- The Washington Times - Monday, August 29, 2005

BAGHDAD — Iraqi officials completed work on a new constitution yesterday, but the draft was rejected by Sunni Arab negotiators, setting the stage for a bitter campaign leading up to the Oct. 15 referendum.

The absence of a Sunni Arab endorsement, after more than two months of intense negotiation, dashed hopes that the document would undermine Sunni support for a violent insurgency and raised fears of even more violence.

The draft was read in its entirety to parliament, but no vote was taken because none was legally required. At one time, officials wanted a vote as an affirmation of unity, but the idea was shelved because of Sunni objections and repeated delays in finalizing the draft.

Sheik Humam Hammoudi, a Shi’ite and chairman of the drafting committee, said 5 million copies of the constitution will be circulated nationwide in the food allotments that each Iraqi family receives monthly from the government.

Sunni negotiators delivered their rejection in a joint statement shortly after the draft was submitted to parliament. They branded the final version as “illegitimate” and asked the Arab League, the United Nations and “international organizations” to intervene “so that this document is not passed.”

Such intervention is unlikely, and no further amendments to the draft are possible under the law, said a legal expert on the drafting committee, Hussein Addab.

“I think if this constitution passes as it is, it will worsen everything in the country,” Sunni negotiator Saleh al-Mutlaq said.

In Crawford, Texas, President Bush expressed disappointment that the Sunnis had not signed on but pinned his hopes on the referendum.

“Some Sunnis have expressed reservations about various provisions in the constitution, and that’s their right as free individuals in a free society,” Mr. Bush said, adding that the referendum was a chance for Iraqis to “set the foundation for a permanent Iraqi government.”
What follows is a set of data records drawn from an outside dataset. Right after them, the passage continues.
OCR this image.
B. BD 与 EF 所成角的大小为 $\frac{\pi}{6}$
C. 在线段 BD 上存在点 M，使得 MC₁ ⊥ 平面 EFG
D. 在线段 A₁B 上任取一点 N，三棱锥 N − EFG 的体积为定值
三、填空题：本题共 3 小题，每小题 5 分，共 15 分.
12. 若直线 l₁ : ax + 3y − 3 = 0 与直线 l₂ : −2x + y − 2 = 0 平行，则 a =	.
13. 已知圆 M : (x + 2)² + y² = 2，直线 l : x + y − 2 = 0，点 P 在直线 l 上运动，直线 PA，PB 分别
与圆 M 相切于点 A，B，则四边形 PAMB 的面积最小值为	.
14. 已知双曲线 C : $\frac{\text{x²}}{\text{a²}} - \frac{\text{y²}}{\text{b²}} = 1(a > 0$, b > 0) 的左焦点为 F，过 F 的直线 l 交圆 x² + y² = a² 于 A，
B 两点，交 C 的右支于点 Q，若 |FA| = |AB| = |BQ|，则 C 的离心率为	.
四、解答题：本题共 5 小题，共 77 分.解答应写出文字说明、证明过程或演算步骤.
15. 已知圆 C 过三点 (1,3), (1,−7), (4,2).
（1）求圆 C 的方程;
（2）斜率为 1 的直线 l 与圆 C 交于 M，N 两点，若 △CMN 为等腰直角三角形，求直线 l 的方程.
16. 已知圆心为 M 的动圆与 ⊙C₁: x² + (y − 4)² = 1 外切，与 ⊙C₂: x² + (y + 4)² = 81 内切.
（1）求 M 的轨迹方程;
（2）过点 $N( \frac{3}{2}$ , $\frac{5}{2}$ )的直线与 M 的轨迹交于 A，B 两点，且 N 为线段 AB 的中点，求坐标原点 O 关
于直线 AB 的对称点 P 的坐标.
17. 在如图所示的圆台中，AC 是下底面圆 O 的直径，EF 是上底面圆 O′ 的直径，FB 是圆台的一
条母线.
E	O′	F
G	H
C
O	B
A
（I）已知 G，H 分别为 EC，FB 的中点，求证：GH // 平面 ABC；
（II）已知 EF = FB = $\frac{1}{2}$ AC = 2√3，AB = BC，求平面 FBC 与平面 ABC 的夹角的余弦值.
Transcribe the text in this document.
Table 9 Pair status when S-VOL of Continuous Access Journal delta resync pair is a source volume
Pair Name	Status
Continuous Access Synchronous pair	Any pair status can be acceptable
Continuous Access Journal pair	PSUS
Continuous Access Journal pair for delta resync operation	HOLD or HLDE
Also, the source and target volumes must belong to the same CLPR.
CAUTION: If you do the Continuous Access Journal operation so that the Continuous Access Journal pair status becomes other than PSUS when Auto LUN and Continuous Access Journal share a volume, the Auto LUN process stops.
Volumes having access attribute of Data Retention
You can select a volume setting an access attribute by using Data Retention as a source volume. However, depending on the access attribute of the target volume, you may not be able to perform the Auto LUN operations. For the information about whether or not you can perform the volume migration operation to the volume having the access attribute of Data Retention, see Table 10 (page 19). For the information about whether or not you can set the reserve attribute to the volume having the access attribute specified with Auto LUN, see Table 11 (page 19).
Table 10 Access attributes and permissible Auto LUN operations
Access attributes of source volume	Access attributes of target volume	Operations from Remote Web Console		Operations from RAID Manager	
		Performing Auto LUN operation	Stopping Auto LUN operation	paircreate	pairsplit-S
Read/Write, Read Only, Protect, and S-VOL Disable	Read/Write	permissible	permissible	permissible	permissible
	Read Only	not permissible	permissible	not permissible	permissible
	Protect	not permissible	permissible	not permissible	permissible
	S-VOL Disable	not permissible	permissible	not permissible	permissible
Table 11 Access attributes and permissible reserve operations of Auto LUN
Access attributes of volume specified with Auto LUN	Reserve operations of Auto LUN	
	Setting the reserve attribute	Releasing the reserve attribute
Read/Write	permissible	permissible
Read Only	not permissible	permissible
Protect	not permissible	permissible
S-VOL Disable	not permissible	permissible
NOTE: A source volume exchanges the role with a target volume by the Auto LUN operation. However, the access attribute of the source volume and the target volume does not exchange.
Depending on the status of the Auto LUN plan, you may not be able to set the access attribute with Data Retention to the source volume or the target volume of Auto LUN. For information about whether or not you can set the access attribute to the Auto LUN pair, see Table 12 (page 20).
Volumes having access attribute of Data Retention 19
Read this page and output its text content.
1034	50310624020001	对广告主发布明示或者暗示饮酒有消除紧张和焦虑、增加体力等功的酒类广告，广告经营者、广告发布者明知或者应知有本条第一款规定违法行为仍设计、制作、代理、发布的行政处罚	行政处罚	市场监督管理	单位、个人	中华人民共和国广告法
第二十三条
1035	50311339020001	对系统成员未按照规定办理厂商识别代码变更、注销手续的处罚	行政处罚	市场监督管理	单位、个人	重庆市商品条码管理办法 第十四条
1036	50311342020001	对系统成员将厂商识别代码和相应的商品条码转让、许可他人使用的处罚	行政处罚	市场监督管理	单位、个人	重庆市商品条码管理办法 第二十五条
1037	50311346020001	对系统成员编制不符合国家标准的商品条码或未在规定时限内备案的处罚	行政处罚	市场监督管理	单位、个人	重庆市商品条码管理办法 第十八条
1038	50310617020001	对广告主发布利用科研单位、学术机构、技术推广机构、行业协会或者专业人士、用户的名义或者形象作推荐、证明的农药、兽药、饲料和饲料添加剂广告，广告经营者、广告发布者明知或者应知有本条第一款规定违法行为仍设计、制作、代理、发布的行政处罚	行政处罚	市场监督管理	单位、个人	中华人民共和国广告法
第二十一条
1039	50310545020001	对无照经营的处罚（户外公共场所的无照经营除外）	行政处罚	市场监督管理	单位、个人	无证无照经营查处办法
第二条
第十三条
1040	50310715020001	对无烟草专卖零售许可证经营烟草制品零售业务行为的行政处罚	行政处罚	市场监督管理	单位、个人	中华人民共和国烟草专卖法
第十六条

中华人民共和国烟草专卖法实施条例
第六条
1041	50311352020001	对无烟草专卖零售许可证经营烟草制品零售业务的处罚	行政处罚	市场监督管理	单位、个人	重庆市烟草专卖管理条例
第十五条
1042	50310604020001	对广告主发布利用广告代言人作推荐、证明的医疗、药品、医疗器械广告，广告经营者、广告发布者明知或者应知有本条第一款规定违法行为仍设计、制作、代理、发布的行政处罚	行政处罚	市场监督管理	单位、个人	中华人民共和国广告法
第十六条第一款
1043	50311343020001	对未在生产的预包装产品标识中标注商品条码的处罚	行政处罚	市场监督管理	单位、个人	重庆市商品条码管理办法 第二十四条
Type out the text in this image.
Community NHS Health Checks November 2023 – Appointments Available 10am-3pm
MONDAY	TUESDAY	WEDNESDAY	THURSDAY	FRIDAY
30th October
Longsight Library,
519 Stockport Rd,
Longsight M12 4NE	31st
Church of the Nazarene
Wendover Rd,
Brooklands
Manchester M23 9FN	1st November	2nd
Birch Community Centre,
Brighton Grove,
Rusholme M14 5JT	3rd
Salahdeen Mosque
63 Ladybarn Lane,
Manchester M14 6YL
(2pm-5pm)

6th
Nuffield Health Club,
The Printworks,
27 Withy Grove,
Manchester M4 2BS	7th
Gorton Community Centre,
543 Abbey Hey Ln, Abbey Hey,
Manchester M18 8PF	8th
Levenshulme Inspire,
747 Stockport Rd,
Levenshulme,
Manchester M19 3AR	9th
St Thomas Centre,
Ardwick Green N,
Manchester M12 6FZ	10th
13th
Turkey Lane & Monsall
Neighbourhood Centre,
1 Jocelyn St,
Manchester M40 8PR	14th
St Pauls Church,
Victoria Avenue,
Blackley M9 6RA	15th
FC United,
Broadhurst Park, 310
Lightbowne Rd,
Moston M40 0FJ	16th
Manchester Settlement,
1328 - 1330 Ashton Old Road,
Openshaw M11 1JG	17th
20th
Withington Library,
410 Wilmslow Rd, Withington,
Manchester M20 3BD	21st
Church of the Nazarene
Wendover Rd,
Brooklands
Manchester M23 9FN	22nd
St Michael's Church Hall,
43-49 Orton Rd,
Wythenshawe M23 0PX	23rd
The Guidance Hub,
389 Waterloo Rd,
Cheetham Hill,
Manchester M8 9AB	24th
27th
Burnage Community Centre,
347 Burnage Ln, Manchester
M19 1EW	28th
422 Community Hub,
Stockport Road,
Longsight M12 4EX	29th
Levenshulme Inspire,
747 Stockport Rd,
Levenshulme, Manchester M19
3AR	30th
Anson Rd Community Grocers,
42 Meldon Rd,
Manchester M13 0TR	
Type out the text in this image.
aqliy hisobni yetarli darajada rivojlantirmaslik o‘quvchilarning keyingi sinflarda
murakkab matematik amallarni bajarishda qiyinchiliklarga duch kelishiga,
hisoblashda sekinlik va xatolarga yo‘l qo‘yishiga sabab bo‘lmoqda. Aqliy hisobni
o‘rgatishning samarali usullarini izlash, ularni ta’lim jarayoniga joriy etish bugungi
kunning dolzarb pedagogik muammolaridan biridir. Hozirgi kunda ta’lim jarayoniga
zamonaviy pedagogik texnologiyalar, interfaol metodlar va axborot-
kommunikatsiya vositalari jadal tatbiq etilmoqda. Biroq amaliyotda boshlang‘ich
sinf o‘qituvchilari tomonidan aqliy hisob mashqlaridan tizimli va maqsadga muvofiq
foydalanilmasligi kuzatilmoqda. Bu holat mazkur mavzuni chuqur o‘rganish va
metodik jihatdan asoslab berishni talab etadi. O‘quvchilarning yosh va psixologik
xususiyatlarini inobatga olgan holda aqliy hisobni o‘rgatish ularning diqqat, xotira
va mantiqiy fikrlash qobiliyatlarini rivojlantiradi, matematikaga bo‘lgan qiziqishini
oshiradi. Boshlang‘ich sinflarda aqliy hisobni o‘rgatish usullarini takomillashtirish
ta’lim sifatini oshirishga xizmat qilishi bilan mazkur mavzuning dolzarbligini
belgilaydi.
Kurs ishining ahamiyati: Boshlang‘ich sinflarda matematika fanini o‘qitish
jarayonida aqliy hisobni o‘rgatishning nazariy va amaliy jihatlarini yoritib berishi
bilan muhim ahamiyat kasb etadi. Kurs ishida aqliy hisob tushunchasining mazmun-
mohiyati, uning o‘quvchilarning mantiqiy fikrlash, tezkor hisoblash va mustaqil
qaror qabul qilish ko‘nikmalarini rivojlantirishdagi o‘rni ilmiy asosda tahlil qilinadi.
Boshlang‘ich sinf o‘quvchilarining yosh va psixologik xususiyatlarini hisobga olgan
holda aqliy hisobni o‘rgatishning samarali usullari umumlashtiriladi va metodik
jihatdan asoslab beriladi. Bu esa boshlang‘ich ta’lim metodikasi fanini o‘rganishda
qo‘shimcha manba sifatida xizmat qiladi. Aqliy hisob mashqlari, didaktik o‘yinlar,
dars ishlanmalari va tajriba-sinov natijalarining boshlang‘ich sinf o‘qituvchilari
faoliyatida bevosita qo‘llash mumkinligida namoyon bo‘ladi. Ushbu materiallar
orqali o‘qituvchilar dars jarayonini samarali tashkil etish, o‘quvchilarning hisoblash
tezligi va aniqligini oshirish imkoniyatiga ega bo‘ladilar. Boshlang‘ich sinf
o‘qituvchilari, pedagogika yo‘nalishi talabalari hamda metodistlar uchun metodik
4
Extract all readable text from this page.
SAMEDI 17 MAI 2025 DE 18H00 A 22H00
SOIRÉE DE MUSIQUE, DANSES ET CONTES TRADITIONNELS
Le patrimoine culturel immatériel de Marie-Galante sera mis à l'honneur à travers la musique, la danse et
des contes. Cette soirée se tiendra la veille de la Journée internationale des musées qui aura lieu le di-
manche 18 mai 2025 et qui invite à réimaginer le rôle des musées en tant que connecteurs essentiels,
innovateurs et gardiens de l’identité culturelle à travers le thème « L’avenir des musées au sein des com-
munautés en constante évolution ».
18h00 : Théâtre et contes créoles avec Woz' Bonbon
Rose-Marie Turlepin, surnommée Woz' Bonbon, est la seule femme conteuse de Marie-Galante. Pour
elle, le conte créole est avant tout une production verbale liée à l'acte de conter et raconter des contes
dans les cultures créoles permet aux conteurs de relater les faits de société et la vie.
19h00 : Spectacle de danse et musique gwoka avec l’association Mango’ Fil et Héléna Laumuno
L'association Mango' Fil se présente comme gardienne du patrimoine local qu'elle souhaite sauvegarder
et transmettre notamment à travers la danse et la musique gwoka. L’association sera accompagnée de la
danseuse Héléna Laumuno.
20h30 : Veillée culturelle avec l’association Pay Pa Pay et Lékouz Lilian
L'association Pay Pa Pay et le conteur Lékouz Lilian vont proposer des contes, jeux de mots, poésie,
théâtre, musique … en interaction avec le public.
But the depth of disillusionment within the Sunni establishment extended beyond the 15 negotiators, who were appointed to the constitutional committee at U.S. urging in June.

Vice President Ghazi Mashal Ajil al-Yawer, a Sunni, didn’t show up at a Sunday ceremony marking completion of the document. When President Jalal Talabani said Mr. al-Yawer was ill, senior officials including Deputy Prime Minister Ahmad Chalabi howled with laughter.

“The constitution is left to our people to approve or reject it,” said Mr. Talabani, a Kurd. “I hope that our people will accept it despite some flaws.”

A top Sunni who did attend the ceremony, parliament Speaker Hajim al-Hassani, said he thought the final document contained “too much religion” and too little protection of women’s rights. He said it would be hard to sell it to the Sunnis.

Despite last-minute concessions from the majority Shi’ites and Kurds, the Sunnis said the document threatened the unity of Iraq and its place in the Arab world.

Major deal-breaking issues included federalism, Iraq’s identity in the Arab world and references to former dictator Saddam Hussein’s Sunni-dominated Ba’ath Party. Sunnis fear federalism would lead to the breakup of the country into a Kurdish north and Shi’ite south, cutting them off from the nation’s oil wealth.

Although Sunnis account for only 20 percent of Iraq’s estimated 27 million people, they still can derail the constitution in the referendum under a concession made to the Kurds in the 2004 interim constitution. If two-thirds of voters in any three provinces reject the charter, the constitution will be defeated. Sunnis have the majority in at least four provinces.

Defeat of the constitution would force new elections for a parliament that would begin the drafting process from scratch.

Militant Shi’ite cleric Muqtada al-Sadr has broken with other Shi’ites and spoken out against the constitution. Sheik al-Sadr has been making overtures to hard-line Sunni clerics in a common front against the draft and the U.S. presence here.